Thank you for the update.

> I believe in 2021 it should be seen as one of the necessary everyday high-level datatypes.

I agree. It is one of those data structures that developers tend to use by reimplementing badly using arrays/lists and dictionarys, usually even unaware that they are doing so.

rolae · on May 30, 2021

Andrew Kane created a dataframe gem fairly recently: https://github.com/ankane/rover

oxinabox · on May 30, 2021

Cool post but kinda dated. It's not wrong as such but of it were written today I would expect a lot more context and depth around various aspects.

E.g. Apache Arrow.

E.g. Julia's constellation of different dataframe (Tables.jl) libraries that are mutually compatible.

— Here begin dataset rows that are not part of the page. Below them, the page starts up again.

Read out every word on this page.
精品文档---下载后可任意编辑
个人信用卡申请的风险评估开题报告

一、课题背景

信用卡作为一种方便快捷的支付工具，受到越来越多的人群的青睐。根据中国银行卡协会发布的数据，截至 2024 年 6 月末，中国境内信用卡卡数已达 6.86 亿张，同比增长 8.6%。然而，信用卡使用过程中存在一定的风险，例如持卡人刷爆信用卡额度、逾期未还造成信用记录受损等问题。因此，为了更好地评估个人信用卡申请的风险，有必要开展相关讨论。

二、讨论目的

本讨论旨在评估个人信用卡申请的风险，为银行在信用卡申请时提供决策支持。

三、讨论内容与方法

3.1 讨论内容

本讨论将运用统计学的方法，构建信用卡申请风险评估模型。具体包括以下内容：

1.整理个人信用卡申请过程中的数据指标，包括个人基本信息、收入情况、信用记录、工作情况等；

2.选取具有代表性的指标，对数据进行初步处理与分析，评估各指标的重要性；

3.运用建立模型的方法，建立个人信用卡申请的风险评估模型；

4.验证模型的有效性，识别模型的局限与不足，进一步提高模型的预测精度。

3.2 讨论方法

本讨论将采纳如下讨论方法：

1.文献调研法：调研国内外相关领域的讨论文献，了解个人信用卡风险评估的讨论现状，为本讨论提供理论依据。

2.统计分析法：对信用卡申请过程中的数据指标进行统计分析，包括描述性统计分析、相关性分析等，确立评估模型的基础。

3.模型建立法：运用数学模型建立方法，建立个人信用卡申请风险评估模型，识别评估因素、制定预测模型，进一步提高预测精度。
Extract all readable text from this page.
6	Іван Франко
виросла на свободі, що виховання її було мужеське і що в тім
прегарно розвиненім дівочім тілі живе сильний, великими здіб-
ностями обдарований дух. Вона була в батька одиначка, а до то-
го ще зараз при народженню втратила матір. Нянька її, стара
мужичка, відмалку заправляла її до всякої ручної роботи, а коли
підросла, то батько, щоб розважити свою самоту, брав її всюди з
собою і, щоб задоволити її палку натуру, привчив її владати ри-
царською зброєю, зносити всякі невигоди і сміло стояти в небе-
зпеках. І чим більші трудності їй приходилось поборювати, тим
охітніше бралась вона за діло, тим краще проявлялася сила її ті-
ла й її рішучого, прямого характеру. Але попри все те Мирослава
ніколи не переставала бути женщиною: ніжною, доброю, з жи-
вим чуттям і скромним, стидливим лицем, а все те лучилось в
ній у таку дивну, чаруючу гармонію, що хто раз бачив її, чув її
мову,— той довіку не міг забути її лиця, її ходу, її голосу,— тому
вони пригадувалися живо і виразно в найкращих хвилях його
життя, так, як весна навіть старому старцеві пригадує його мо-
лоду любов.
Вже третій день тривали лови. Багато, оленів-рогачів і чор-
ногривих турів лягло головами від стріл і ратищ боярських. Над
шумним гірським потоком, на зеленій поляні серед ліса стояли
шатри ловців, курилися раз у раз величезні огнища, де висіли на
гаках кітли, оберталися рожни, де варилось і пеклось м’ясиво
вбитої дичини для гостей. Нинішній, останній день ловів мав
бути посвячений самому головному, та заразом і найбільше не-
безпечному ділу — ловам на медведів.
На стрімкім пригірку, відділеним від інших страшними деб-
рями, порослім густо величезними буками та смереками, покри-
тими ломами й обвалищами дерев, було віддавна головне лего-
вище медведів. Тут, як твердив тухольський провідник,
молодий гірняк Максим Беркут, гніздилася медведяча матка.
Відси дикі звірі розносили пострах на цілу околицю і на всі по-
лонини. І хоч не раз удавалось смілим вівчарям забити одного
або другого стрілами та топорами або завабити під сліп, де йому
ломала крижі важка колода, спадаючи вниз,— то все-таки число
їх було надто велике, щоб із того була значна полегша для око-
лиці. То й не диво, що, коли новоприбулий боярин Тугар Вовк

E.g. efforts at standardizing dataframes in python.

E.g. tidyverse etc in R

zverok · on May 30, 2021

Yeah, it is dated and naive in many ways :) Really don't know how the HN works and why this one made it to the main page while some of the other stuff I write rarely does so ¯\_(ツ)_/¯

(In _some_ defense of the post, at the time of the writing it was targeted _only_ to the Ruby community. But still, probably, if I'd included "how others do it" section it would bear more weight.)